FELINOS
MONTARACES
Para
Juan Serrano
Dice
mi amigo Juan Serrano que le gustan los gatos. A mí también. Tengo pactado con
el artífice del futuro -de forma unilateral-, reencarnarme en gato llegado el
momento, ser uno más de los que pasean por los alrededores de mi casa, que es
territorio conocido y amable. Son gatos -los de casa-, grandes, rústicos,
campesinos, habituados a buscarse la vida cazando roedores, ranas, pájaros,
cuanto se pone a su alcance. Paren junto a brazales escondidos, de los que
salen al cabo de un par de meses encabezando una recua de variopintos
pequeñuelos. A juzgar por lo diverso de la capa, se diría que son hijos de
padres diferentes; otro prodigio de la variabilidad genética, que diría el inglés
de luengas barbas. No son gatos domésticos ni sobones, sería violentar su
intimidad acercárseles demasiado, y menos acariciarlos. Buscan su espacio bajo
la gran morera que da sombra al porche y se levantan despaciosos para alejarse
unos metros, con lentitud estudiada, si me acerco demasiado. Me miran con
displicencia, como diciendo: “cada uno en su sitio ¡eh!, vamos a respetarnos”.
Y nos respetamos.
En
un rincón habilitado al efecto, dejamos a veces sustanciosas sobras de pescado.

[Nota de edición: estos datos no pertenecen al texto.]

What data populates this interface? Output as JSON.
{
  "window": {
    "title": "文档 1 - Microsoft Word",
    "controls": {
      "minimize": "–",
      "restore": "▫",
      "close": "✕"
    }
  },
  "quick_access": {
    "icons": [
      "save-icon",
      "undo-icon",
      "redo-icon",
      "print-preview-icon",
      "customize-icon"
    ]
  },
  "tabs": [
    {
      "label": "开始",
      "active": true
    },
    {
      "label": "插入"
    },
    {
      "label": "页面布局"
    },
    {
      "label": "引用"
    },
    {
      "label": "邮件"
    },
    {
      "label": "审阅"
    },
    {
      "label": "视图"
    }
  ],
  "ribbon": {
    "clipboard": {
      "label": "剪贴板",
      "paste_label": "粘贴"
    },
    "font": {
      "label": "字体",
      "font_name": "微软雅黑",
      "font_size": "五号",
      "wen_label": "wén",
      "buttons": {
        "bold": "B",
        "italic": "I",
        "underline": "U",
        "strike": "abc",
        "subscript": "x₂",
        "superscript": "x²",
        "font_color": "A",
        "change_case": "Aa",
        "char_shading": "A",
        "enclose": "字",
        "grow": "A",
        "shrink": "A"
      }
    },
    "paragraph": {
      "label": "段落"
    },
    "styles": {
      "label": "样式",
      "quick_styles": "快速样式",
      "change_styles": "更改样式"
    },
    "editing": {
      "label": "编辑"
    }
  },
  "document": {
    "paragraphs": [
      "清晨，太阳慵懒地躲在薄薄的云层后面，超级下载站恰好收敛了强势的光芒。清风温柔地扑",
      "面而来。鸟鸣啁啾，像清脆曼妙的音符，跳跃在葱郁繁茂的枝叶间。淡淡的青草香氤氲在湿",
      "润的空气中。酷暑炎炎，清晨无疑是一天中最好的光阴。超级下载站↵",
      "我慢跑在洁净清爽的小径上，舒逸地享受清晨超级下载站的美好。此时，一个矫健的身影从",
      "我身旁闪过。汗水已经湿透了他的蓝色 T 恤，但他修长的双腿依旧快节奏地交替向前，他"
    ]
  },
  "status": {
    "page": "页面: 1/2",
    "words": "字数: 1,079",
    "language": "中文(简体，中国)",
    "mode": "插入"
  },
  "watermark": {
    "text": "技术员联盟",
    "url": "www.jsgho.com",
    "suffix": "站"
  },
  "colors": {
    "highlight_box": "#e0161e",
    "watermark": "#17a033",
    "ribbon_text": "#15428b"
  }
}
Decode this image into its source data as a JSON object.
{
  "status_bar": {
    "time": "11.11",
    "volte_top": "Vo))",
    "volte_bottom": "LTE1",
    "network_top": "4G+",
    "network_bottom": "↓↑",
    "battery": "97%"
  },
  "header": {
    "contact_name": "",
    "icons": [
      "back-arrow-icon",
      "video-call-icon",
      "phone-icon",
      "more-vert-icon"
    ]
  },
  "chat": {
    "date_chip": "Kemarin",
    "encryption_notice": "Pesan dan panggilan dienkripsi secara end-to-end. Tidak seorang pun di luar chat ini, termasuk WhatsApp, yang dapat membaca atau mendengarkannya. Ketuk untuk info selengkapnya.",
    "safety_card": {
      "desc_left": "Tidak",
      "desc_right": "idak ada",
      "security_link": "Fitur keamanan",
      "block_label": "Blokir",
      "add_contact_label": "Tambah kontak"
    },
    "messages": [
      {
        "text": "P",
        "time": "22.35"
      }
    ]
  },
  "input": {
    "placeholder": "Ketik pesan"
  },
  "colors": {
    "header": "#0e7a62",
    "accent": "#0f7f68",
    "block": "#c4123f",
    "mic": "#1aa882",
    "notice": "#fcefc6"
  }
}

Me miran desde lejos, sin inmutarse mientras sestean al sol, sin perder
detalle. Ponen ojos de indiferencia, como si nada de cuanto les rodea tuviera
la menor importancia, como si dejarse calentar por el sol fuera el único
esfuerzo que vale la pena en este mundo de aceleración creciente. A veces me
parece que su modorra fingida oculta cierta preocupación por las noticias que
la radio, siempre activa, esparce por la placeta: el último feminicidio, la
patera recién llegada, las elecciones de mi pueblo, los posibles pactos de unos
y otros…
Y
cuando la distancia de seguridad ha vuelto a establecerse, se aproximan al
rincón de la pitanza, lentamente, aceptando el óbolo con dignidad un poco
desdeñosa, “no creas que me mantienes porque me regalas unas migajas”, les
adivino pensar. Don Rodrigo, en sus últimos momentos, debía tener pensamientos
de gato.
Me
han contado que los gatos de ciudad son sometidos a aberraciones quirúrgicas,
que les quitan las uñas, los castran, los someten a “terapia” para que puedan
convivir con los humanos. Puede que sean inevitable daños colaterales de
nuestra amistad con ellos, pero sospecho que el de esos dueños y el mío no es
exactamente el mismo tipo de cariño por los mininos.
Mariano, yo me aficioné a los gatos por ver si ellos, como a Cortázar, me contagiaban su magia y la fantasía, la profecía y su elegancia en contar sueños y utopías. Ya sabes tú de la sorprendente libertad de estos animales. Envidio su independencia, su respeto y dignidad, su distancia tal cual tú la describes ("buscan su espacio"). Y por supuesto su elegancia y empatía, su valentía, astuta y disimulada. Te cuento: Un día tuve que llevar al perro al veterinario. Estaba en las últimas: convulsiones, vómitos y diarreas. el perro tal vez habría comido alguna sustancia venenosa. Recuerdo que era de noche. Liado en una manta metí al perro agónico en el maletero del coche. Llegamos a la clínica… y al ir a sacar el perro, allí a su lado vi al gato consolando al perro. Quiso el minino (sin que yo me diera cuenta) acompañar al perro en su último viaje.
ResponderEliminarVaya experiencia! Los animales siempre nos dan lecciones...que no aprendemos.